Obviously, this transition is happening for a good reason. If Monsters, Inc. taught us anything it’s that laughter is better than fear, both as a fictional energy source and as a way to command power in the world. But what’s remarkable is that we’re seeing this transition through the eyes of someone the most hurt by it. During a time in human history marked by growing automation and long-secure industries becoming obsolete, Monsters at Work examines the emotional cost of trying to adapt to a new profession on the fly.
In the two episodes provided to critics, Tylor manages to handle this transition decently. Though it’s obvious that he resents his job on the Facilities Team and dreads seeing his idols being retrained to become comedians, Tylor largely stays positive. He’s nice to the co-workers he doesn’t like, and he even auditions to become a funny monster. He’s trying. But underneath Tylor’s best attempts at fitting in there’s an undercurrent of sorrow. Here is a young man, new to the professional world. He hasn’t lived in the corruption Mike and Sulley spent the first movie fighting nor is he as established as them. He simply knows that the career he’s worked toward his entire life is dead; and now it’s sink or swim.
That may seem like a bleak premise for a children’s show, but it’s pretty on brand for this particular universe. At the beginning of Monsters, Inc. Mike and Sulley loved their jobs, a stadium where they were treated like rockstars. It wasn’t until meeting Boo that they realized their beloved company wasn’t the hero of this story, but the villain. And if dealing with the evils of energy companies in a capitalistic society seems bleak, that’s nothing compared to Monsters University.
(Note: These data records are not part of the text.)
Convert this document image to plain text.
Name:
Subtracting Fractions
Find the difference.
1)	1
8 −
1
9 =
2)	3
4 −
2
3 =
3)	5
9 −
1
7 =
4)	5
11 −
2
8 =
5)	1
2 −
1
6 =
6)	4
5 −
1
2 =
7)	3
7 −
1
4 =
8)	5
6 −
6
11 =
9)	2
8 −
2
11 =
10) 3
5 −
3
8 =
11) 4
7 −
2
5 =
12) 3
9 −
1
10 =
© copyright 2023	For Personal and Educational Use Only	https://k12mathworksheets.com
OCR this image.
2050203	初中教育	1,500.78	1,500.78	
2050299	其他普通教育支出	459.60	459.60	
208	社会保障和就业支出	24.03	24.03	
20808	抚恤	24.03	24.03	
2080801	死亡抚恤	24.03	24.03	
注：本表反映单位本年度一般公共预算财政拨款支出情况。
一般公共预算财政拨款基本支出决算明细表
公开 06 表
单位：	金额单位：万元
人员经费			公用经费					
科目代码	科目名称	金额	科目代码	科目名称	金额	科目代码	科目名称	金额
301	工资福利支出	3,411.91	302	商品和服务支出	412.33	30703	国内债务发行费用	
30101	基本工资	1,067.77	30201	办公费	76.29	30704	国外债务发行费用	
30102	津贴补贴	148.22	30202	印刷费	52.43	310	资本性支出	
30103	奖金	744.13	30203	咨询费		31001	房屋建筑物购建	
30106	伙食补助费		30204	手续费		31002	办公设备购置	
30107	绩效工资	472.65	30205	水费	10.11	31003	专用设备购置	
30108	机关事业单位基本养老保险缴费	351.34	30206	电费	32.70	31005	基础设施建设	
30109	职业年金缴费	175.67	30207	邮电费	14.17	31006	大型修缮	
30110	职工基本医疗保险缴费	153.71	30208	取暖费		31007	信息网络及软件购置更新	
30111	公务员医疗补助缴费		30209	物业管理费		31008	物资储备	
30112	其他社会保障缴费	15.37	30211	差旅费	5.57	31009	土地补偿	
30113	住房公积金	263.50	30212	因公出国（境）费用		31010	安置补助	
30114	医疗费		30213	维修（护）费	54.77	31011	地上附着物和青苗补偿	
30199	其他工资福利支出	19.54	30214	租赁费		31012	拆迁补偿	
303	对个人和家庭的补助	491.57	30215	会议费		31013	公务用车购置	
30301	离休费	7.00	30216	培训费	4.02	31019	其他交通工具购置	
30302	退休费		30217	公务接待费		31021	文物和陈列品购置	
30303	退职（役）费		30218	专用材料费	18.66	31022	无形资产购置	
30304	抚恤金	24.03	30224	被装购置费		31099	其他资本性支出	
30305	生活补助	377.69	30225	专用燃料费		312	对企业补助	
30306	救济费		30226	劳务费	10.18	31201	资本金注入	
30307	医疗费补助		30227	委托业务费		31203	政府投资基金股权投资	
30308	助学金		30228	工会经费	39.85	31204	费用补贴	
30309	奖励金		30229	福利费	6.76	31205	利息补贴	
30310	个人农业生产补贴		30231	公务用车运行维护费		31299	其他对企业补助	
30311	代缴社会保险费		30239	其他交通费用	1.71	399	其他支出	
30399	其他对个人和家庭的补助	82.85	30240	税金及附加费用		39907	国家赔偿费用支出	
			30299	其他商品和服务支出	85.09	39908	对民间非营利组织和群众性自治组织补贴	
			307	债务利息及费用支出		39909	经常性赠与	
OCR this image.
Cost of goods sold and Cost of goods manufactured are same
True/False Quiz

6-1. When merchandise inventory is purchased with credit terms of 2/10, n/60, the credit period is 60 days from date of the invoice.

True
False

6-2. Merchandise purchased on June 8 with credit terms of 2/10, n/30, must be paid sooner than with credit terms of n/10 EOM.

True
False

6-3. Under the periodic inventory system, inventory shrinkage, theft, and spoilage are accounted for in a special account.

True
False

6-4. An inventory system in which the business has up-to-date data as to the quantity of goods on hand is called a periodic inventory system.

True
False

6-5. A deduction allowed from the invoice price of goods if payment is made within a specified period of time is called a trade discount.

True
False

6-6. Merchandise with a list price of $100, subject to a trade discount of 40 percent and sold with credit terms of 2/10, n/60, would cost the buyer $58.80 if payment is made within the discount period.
This sequel movie reframes Mike’s origin story into a tragedy of sorts. Here is this ambitious young monster, someone who knows everything there is to know about scaring and is willing to work tirelessly to master this art. Yet no matter how hard Mike works, he fails. Mike’s ultimate goal of becoming a Scarer or even being acknowledged as a scary monster never happens. What’s left is a surprisingly nuanced story about how sometimes it’s necessary to give up on your dreams and shift your ambitions. Our favorite green ball of teeth will never be scary, but he is the perfect coach for his very scary pal.
Monsters at Work doesn’t feel nearly as polished as Monsters, Inc. or Monsters University. The animation feels a bit rushed and the jokes often fall flat. The latter is because the show rushes to its team setup too quickly, forcing the one-of-the-gang dynamic of the Facilities Team before we fully understand who the gang is. But when it comes to Tylor, the oddly introspective bones are there. Once again, Pixar is poking holes in your professional life, and it still hurts.
The first two episodes of Monsters at Work are now available on Disney+. New episodes will premiere on Wednesdays.